The U.S. National Snow and Ice Data Center has not yet called a record low, although it announced earlier this week that sea ice extent in August was near the record lows of 2007 and warned that the ice could reach a new record minimum this summer. The higher resolution satellite system used by the University of Bremen provides more detail about ice cover than satellites used by the U.S. data center, which explains the difference between the announcements.

The news of the record sea ice loss comes on the heels of Thursday’s announcement by the National Climatic Data Center that this summer was the second-hottest on record since 1895, and follows in a wake of other climate change-related natural disasters this summer that have cost hundreds of lives and caused billions of dollars in damage.

Arctic sea ice plays a critical role in regulating our global climate by reflecting sunlight and keeping the polar regions cool.

The rapid loss of sea ice poses a severe threat to polar bears, ice seals, walruses and other Arctic animals that rely on the sea ice for survival. Researchers recently reported that polar bears and their cubs are dying in increasing numbers because they are being forced to swim grueling distances across open water when there is no sea ice to be found.

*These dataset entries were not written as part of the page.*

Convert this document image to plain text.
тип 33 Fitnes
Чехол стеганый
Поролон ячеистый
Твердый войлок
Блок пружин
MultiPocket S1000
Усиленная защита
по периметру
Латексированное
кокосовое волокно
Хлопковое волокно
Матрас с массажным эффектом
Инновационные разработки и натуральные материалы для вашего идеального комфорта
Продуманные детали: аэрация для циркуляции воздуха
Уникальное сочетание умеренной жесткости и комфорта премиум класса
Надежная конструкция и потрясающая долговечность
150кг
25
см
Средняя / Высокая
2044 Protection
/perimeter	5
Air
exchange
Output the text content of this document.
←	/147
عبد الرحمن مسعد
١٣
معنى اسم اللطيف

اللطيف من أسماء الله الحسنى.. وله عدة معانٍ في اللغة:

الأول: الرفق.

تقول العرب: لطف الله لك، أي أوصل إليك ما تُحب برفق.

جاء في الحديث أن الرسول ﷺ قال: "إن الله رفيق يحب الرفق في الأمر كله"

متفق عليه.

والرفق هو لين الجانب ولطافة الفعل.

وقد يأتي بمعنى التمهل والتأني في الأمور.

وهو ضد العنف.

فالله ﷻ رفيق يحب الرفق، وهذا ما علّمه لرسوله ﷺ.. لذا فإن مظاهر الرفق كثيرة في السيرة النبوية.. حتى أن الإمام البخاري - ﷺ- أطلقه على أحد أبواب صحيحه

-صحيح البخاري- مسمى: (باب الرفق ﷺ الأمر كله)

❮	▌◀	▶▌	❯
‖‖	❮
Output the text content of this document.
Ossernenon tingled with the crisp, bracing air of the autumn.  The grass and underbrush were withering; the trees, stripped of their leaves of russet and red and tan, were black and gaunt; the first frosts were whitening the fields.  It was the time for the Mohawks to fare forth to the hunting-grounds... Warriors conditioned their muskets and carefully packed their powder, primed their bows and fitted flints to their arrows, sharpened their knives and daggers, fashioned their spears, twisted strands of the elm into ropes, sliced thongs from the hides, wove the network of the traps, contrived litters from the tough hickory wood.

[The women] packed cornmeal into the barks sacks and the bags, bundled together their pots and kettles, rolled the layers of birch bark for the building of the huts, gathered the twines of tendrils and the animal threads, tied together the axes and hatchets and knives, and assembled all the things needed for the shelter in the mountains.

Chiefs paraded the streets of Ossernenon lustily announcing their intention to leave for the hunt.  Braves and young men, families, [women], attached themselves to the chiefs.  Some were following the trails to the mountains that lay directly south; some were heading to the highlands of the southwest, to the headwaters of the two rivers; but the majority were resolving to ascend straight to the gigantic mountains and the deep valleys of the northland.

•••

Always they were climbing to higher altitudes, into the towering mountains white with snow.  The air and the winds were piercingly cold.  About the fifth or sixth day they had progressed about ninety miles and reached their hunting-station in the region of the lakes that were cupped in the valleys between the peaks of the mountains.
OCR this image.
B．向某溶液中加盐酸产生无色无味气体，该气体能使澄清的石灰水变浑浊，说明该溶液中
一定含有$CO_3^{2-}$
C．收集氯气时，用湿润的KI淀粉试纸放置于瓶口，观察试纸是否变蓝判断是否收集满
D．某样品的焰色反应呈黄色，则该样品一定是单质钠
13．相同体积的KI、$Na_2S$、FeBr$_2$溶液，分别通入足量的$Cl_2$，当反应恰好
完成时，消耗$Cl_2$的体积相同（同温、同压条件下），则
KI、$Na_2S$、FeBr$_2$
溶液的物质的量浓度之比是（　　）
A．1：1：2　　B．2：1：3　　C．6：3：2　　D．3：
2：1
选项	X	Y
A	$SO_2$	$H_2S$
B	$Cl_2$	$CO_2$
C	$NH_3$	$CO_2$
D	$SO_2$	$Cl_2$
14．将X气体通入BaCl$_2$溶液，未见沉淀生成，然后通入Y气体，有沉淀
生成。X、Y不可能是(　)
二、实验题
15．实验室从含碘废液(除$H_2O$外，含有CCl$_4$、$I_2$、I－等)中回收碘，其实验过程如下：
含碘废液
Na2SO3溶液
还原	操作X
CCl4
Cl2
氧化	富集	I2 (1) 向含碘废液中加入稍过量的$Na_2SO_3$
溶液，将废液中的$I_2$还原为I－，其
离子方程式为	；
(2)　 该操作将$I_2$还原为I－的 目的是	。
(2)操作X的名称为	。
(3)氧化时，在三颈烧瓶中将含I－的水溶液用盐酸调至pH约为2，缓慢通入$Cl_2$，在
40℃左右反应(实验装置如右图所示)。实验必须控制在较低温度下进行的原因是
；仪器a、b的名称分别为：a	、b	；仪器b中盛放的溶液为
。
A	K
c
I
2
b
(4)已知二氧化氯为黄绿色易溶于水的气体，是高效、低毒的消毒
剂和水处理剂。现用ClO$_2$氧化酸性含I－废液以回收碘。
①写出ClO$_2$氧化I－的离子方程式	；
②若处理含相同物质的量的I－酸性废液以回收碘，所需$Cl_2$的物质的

In August, an estimated 8,000 walruses in two large herds were discovered hauled out on beaches of the Chukchi Sea near Point Lay, Alaska, because the sea ice they need for resting is gone. Young walruses that are forced to come ashore face greater risks because they are vulnerable to being trampled to death in stampedes and attacked by predators. In 2009, 131 young walruses were crushed to death in stampedes along Alaska’s shores near Icy Cape. Previously unprecedented, haul-outs are becoming a common occurrence on the Alaskan coast as sea ice disappears.